Es ist immer mein Leben (Teil III)
Verantwortung auf dem Rücken
Die Verantwortung, die wir am Berg tragen, geht über die Einzelnen hinaus. Das gilt selbst, wenn wir alleine unterwegs sind, die Einsamkeit menschen-freier Bergwelten genießen, da auch hier im Falle einer Unvorsichtigkeit, die zum Unglück führt erfahrungsgemäß viele Menschen gefährdet sein können, ja im Endeffekt Retter oft ihr eigenes Leben riskieren müssen, da Bergopfer einfach leichtsinnig waren. Vor allem aber ist die Verantwortung füreinander, auf der gegenseitiges Vertrauen beruht, ebenso haltbar wie das Seil, das uns aneinander bindet. Wird dieses Vertrauen gestört, so ist dies im Grunde das Ende einer Tour.
Diese Erfahrung musste ich leider einmal am eigenen Leibe machen.
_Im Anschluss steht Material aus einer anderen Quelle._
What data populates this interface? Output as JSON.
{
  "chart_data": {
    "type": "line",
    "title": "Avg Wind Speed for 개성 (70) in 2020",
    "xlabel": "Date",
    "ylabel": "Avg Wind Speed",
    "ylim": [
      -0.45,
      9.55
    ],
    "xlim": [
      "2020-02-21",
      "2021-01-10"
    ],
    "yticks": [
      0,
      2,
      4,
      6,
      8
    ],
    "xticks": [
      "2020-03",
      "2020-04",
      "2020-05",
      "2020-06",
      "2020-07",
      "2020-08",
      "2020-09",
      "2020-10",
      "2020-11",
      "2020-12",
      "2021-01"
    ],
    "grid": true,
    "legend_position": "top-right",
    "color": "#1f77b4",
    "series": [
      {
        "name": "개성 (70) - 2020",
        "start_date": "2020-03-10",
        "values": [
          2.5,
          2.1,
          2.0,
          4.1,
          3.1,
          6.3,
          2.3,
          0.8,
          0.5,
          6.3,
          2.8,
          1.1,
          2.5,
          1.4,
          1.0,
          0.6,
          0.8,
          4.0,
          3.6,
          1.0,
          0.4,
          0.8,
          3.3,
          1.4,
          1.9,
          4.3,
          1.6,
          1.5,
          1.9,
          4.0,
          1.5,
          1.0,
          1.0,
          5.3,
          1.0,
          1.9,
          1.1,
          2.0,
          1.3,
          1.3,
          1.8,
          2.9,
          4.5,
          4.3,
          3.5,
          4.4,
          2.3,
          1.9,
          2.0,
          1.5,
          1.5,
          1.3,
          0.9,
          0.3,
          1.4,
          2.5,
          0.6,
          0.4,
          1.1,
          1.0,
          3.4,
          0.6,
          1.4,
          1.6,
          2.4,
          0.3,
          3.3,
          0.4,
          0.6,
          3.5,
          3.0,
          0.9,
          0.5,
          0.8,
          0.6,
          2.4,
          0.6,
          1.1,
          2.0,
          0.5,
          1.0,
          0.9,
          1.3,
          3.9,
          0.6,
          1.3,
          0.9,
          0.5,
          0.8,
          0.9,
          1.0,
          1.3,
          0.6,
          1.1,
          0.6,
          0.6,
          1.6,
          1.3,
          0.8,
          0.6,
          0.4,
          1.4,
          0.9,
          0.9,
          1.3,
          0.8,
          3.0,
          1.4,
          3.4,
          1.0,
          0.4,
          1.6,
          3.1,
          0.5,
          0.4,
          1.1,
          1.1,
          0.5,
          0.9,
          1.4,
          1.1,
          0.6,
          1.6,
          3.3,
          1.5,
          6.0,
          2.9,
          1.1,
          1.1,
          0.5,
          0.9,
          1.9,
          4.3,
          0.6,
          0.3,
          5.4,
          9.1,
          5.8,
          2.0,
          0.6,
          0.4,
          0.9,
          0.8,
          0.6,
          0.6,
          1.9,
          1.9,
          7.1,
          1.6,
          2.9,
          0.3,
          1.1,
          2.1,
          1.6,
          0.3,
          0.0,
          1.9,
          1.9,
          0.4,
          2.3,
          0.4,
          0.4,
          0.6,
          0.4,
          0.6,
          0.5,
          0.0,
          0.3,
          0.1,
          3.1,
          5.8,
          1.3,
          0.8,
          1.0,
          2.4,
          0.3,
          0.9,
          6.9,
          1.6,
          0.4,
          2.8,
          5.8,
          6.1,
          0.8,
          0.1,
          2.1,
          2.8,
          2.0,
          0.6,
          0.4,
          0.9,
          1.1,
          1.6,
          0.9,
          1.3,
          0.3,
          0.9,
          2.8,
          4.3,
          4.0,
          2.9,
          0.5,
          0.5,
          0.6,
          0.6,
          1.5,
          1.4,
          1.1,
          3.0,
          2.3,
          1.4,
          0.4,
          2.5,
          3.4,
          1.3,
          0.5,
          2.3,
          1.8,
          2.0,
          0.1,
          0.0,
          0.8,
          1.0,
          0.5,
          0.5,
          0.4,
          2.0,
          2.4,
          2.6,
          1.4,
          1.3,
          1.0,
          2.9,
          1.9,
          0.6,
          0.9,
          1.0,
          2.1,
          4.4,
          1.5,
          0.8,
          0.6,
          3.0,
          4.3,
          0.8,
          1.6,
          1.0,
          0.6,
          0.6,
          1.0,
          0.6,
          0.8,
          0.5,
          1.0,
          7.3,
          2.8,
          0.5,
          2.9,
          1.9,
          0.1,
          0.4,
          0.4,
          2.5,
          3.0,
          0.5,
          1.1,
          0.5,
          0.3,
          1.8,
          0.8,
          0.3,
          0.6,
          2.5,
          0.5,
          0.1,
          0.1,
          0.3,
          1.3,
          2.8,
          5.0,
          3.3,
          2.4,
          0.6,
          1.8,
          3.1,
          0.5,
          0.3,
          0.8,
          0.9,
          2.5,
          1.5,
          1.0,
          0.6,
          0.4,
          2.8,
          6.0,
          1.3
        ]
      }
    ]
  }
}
Trotz objektiv guter Bedingungen von Wetter und Weg brachte uns die psychische Labilität des Partners in Lebensgefahr, der bei einer Matterhorn-Besteigung während des Abstiegs anfing, alle Schritte nachzufragen und alle Anweisungen zu problematisieren, schließlich Selbsttötungsphantasien nachhing. Ob Höhenluft, Depression oder schlechter Scherz ist für solche eine subjektive Gefahr unerheblich. In dem Augenblick, wo sich der Partner nicht mehr der gemeinsamen Verantwortung bewusst ist und stellt, ist der Fortgang der Tour zu Scheitern verurteilt. Auch dies ist eine Erfahrung, der sich alle Teilnehmer – hoffentlich nur im besten Zusammenhang – stellen müssen: Das menschliche Miteinander ist zwar nur ein fragiles Netz, muss aber in allen kritischen Situationen den Absturz aufhalten. Das ist im Leben nicht anders.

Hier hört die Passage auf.